This can be achieved with the following methodology:

  1. Use the outcomes (expected value) demonstrated in comparative research to build an intervention model that prioritizes intervention categories by relative efficacy and further lists the best intervention from each category. (Note that developing categories will require better labeling and sorting of intervention types).
  2. Additionally, assessments should be carefully selected to differentiate patient populations into subgroups that achieve optimal outcomes from different intervention plans, aiding in the optimal reprioritization of interventions for these subgroups.
  3. A methodology of assessment, intervention, and re-reassessment can then be used to test interventions in rank order of their expected values to refine intervention selection for individual patients in practice.
  4. Last, a small proportion of session time should be allocated to trying new approaches, with the aim of uncovering strategies that achieve a higher expected value than previously thought possible.

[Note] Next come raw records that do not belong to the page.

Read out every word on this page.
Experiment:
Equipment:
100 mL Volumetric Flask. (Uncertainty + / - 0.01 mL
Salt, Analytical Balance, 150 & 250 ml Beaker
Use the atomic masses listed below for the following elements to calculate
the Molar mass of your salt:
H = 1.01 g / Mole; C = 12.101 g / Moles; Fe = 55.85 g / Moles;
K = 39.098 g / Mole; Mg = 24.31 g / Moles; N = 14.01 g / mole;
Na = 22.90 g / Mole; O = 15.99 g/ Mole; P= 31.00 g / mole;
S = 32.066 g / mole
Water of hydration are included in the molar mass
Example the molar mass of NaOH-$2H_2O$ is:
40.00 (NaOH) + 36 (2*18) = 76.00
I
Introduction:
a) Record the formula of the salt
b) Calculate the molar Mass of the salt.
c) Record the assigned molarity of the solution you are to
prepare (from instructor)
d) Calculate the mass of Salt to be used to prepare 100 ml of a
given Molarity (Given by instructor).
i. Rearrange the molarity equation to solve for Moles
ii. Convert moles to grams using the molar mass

Section 1: Axioms Demonstrating There Is One Best Approach

  1. Outcomes are Probabilistic: Because an intervention's effect on outcomes is probabilistic,comparing interventions must be based on outcomes and not mechanism/intent.
  2. Choices are Relative. Assuming we are comparing interventions with an effect on outcomes greater than doing nothing, the choice of intervention must be based on relative effectiveness. The effectiveness of an intervention is relative to the effectiveness of all other interventions that could be selected.
  3. "Best" is a Measurable Quantity. Effectiveness can be calculated using the formula for expected value: frequency (reliability) x value (effect size) = expected value (effect on outcome measures). This implies the best intervention is the intervention with the highest expected value (reliability x effect size).
  4. Intervention selection is a "zero-sum game": Because the length of a session limits the total number of interventions that can be selected, a "zero-sum game" scenario is created, resulting in a need to determine relative efficacy. That is, a limited number of interventions can fit into a session, so beyond that number of interventions, any choice of interventions greater than that number requires the removal or dismissal of interventions.
  5. Prioritizing the "best intervention(s)" will result in the "best outcomes": Prioritizing interventions based on the highest expected value will result in the highest expected outcome. That is, the best possible outcome is the product of summing the interventions with the highest expected values.
  6. Assessment aids in re-prioritization of interventions for subgroups: From the perspective of decision theory, the goal of an assessment is to differentiate patient populations into subgroups that achieve optimal outcomes from different intervention plans.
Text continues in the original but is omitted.